Helen MacDonald (b. 1970) is the author of the memoir H Is for Hawk. She is an English writer, academic, and naturalist. MacDonald is nonbinary and uses she/they pronouns. MacDonald grew up in Surrey, England, and studied English at Cambridge University. Throughout the memoir, she wrestles for control of herself and her world as she grieves for the loss of her father. In this sense, every characterization of other people and animals described in this memoir is just a facet of who she was at the time of writing. This includes her hawk, Mabel. We see the world through her eyes, and in so doing, we piece together the many facets of her personality. This is not the record of the rigorously plotted life of a hero, but one in which describes an extraordinary moment in an ordinary life. In fact, this transcription of the author’s life over her observed phenomenon is among the tendencies the author attempts to interrogate in H Is for Hawk; the more she associates Mabel with her declining mental state, the more mistakes she makes as her caretaker. In the same way, by allowing her father to go, and by not making him a mere aspect of her security and mental well-being, she comes to better terms with who he was in life, and with herself, as well.
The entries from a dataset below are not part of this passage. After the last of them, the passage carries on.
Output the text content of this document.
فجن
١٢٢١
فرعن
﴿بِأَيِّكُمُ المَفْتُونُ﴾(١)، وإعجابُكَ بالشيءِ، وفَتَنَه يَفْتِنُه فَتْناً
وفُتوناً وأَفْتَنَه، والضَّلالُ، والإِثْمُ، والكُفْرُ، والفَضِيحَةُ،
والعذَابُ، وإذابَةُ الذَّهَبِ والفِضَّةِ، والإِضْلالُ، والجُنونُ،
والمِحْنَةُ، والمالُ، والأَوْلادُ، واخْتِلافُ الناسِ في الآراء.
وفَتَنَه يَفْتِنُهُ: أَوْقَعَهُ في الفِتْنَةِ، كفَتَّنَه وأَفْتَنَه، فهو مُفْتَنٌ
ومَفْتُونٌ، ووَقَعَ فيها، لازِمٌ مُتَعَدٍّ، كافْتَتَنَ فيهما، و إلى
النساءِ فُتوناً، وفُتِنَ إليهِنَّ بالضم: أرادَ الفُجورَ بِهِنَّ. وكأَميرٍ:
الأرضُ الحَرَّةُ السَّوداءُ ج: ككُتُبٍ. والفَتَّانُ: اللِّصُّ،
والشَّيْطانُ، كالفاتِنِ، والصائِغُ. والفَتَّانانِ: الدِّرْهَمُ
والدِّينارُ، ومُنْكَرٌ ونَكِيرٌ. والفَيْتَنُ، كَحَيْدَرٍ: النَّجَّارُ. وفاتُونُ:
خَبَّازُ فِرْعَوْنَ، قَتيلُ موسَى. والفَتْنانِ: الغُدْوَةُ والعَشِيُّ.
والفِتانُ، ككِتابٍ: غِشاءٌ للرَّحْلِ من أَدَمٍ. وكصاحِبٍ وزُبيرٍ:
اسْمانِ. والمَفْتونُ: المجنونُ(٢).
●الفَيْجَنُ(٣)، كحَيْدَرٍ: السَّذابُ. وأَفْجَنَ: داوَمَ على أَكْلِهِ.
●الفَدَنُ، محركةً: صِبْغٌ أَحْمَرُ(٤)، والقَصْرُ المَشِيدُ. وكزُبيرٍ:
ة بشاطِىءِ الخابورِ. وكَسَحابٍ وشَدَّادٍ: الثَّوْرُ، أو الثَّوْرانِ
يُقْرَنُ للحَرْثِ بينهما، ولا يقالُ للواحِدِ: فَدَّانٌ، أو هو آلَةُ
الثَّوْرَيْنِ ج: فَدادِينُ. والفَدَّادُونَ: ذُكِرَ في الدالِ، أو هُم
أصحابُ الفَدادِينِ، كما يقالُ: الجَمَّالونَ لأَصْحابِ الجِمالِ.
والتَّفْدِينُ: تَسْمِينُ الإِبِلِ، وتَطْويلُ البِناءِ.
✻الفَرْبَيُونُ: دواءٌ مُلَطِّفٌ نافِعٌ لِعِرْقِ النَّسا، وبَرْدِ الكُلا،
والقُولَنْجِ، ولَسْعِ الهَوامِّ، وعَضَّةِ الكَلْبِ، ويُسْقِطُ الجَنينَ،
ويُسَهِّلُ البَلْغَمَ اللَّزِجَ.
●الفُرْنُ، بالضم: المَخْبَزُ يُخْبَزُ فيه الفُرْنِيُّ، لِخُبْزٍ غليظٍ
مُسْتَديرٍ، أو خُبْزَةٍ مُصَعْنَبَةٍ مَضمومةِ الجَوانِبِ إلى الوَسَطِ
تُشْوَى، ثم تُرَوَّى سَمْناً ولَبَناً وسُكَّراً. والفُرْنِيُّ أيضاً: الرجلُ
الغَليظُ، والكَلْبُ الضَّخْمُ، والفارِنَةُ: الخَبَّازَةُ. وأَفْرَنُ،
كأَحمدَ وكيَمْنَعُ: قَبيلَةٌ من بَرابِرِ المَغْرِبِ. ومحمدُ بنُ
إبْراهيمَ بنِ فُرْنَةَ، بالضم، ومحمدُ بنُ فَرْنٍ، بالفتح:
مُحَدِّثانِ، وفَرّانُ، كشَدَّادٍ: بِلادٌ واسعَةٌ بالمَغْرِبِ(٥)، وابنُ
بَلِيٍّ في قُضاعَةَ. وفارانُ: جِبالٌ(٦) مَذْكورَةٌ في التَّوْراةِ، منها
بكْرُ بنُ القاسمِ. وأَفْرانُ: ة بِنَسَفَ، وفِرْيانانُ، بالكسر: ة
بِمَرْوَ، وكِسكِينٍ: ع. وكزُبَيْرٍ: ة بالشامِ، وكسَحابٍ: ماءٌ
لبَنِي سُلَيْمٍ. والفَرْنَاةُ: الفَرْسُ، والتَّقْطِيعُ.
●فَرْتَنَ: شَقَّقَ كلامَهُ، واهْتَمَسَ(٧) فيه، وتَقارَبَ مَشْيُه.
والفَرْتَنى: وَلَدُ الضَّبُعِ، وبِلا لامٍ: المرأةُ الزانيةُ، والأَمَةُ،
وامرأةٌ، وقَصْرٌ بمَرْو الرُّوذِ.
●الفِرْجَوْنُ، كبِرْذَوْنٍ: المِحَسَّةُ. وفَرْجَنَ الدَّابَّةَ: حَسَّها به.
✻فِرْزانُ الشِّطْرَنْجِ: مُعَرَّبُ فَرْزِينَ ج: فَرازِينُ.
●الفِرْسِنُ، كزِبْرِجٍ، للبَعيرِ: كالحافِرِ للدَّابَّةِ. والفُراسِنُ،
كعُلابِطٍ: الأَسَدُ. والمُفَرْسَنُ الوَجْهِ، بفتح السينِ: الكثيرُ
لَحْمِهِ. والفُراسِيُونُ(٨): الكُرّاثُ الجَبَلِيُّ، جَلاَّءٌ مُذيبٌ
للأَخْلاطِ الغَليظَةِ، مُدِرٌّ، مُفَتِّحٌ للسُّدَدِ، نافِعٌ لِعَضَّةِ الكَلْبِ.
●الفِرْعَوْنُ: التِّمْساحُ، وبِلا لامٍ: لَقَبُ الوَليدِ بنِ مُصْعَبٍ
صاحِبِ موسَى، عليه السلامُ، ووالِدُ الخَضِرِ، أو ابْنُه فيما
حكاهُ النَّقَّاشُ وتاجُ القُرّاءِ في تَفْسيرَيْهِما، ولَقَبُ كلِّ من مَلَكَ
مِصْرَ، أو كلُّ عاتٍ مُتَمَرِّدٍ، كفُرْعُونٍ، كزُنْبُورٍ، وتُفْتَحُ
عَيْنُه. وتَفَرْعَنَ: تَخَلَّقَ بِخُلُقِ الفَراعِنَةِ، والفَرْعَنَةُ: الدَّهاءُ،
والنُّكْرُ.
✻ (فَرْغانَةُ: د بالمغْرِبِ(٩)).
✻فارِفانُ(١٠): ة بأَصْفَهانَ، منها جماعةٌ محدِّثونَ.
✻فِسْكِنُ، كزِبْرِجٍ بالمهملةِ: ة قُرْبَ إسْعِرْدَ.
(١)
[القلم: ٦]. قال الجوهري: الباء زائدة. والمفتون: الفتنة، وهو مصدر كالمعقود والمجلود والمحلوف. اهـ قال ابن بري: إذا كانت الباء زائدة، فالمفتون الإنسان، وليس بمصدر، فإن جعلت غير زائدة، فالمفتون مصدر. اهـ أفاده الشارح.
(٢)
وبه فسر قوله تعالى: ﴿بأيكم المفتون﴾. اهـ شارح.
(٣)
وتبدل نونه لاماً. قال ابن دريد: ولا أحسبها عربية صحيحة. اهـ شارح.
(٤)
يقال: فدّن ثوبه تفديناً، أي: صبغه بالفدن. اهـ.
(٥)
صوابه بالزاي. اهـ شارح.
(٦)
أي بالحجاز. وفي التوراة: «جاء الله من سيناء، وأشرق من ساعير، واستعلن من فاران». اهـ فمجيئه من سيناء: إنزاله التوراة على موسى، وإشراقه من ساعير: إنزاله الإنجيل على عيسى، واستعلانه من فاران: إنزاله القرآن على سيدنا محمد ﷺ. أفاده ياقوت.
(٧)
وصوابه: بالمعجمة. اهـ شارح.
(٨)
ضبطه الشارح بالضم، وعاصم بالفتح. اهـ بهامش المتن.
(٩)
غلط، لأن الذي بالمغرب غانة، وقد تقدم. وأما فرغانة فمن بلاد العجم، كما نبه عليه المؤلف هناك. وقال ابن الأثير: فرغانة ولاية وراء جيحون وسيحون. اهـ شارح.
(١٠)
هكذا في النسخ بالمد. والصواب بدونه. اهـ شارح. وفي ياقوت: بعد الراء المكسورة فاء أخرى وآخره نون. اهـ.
It is often the prerogative of nature writers to describe themselves as standing outside of the natural world, but MacDonald makes it her point to observe the intersection where nature, death, and human personality collaborate.

T.H. White

T.H. White is the author best known for writing The Once and Future King, the best-known modern retelling of the Arthurian romances. As a facet used to tell MacDonald’s story, however, White features as the author of The Goshawk, White’s youthful book describing his inept but heartfelt attempts to train a goshawk. Unlike MacDonald, White identifies with his hawk, seeing it as a means of connecting with aristocratic British privilege and the heteronormative desire and mastery over nature that such privilege suggests. As a gay man who grew up in fear of revealing his sexuality to his unpredictable and occasionally violent parents, this privilege was elusive, and he took the loss of his hawk terribly personally because it cut him off from his constructed identity.

He was able to reclaim that experience and identity through writing what many critics, including MacDonald, regard as a masterpiece. The Goshawk, in a sense, reclaims White’s lost hawk through meditations on history, psychology and nature. His experience continued to inform his best-known work, as well. The Once and Future King contains observations gained during his experience with falconry.

Alisdair MacDonald

Alisdair MacDonald is MacDonald’s father who died soon before the events of this book. He was a loving father to his daughter and a respected name in London photojournalism. Through her father, MacDonald learned to see the world as through a photographer’s eye, carefully framing the world from the safety of carefully selected vantage points. Her father collated several interests in municipal engineering, nature, and crime within his photographic lens. This lens, MacDonald states, was a form of security during periods of doubt, much like her own interest in falconry and books. His life as a well-loved photojournalist inspires her to remember his life instead of his death and reach out to people as her father did.

Alisdair’s personality developed during the privations of World War II, when German bombers devastated the English landscape and led to widespread fear and insecurity. Just a small boy at the time, Alisdair processed this fear by learning to identify and catalog planes in flight, a habit he retained long into adulthood. MacDonald takes lessons from this work as she processes her own fear and doubt about her father’s passing.